Knowledge Distillation

PMetal supports multiple distillation methods and loss functions for compressing large models into smaller, deployable ones.

Methods

Live teacher inference during training. Highest quality but slowest — both teacher and student must fit in memory.

pmetal distill \
  --teacher Qwen/Qwen3-4B \
  --student unsloth/Qwen3.5-0.8B-Base \
  --dataset train.jsonl

Pre-cache teacher logits to disk with compression. Faster training at the cost of disk space.
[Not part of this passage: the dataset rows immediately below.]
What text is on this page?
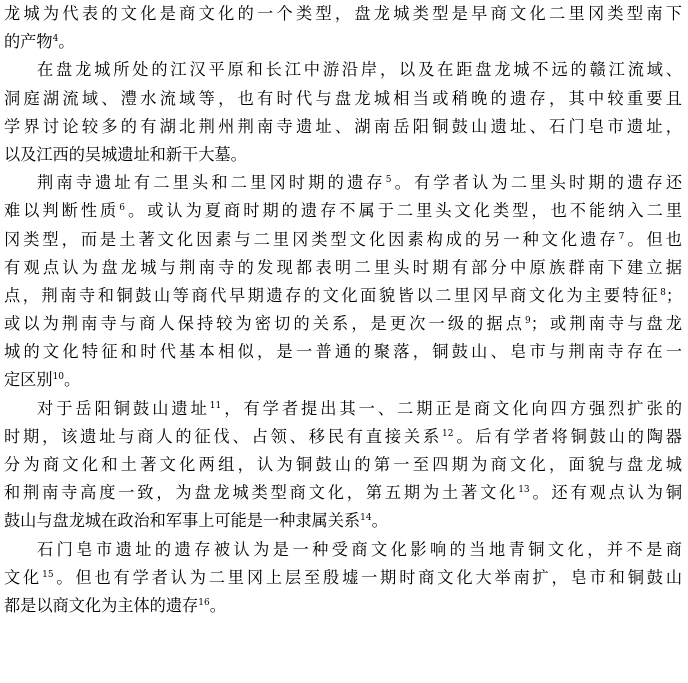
龙城为代表的文化是商文化的一个类型，盘龙城类型是早商文化二里冈类型南下
的产物$^4$。

在盘龙城所处的江汉平原和长江中游沿岸，以及在距盘龙城不远的赣江流域、
洞庭湖流域、澧水流域等，也有时代与盘龙城相当或稍晚的遗存，其中较重要且
学界讨论较多的有湖北荆州荆南寺遗址、湖南岳阳铜鼓山遗址、石门皂市遗址，
以及江西的吴城遗址和新干大墓。

荆南寺遗址有二里头和二里冈时期的遗存$^5$。有学者认为二里头时期的遗存还
难以判断性质$^6$。或认为夏商时期的遗存不属于二里头文化类型，也不能纳入二里
冈类型，而是土著文化因素与二里冈类型文化因素构成的另一种文化遗存$^7$。但也
有观点认为盘龙城与荆南寺的发现都表明二里头时期有部分中原族群南下建立据
点，荆南寺和铜鼓山等商代早期遗存的文化面貌皆以二里冈早商文化为主要特征$^8$；
或以为荆南寺与商人保持较为密切的关系，是更次一级的据点$^9$；或荆南寺与盘龙
城的文化特征和时代基本相似，是一普通的聚落，铜鼓山、皂市与荆南寺存在一
定区别$^{10}$。

对于岳阳铜鼓山遗址$^{11}$，有学者提出其一、二期正是商文化向四方强烈扩张的
时期，该遗址与商人的征伐、占领、移民有直接关系$^{12}$。后有学者将铜鼓山的陶器
分为商文化和土著文化两组，认为铜鼓山的第一至四期为商文化，面貌与盘龙城
和荆南寺高度一致，为盘龙城类型商文化，第五期为土著文化$^{13}$。还有观点认为铜
鼓山与盘龙城在政治和军事上可能是一种隶属关系$^{14}$。

石门皂市遗址的遗存被认为是一种受商文化影响的当地青铜文化，并不是商
文化$^{15}$。但也有学者认为二里冈上层至殷墟一期时商文化大举南扩，皂市和铜鼓山
都是以商文化为主体的遗存$^{16}$。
pmetal distill --teacher Qwen/Qwen3-4B --student Qwen/Qwen3-0.6B --dataset train.jsonl --offline

Gradually increase task difficulty during distillation for curriculum-style knowledge transfer.

ICLR 2025 SOTA method. Available via TaidDistiller in the library API.

Distill between models with different tokenizers. PMetal handles vocabulary alignment automatically.

Loss	Description
KL Divergence	Standard distribution matching
Jensen-Shannon	Symmetric divergence
Soft Cross-Entropy	Temperature-scaled cross-entropy
TVD	Total variation distance
Hinge Ranking	Rank-based loss
Logistic Ranking	Logistic rank loss

Loss	Description
MSE	Mean squared error on hidden states
Cosine	Cosine similarity matching
L1	L1 distance

For reasoning models, PMetal supports rationale distillation that preserves the thinking process, not just the final answer.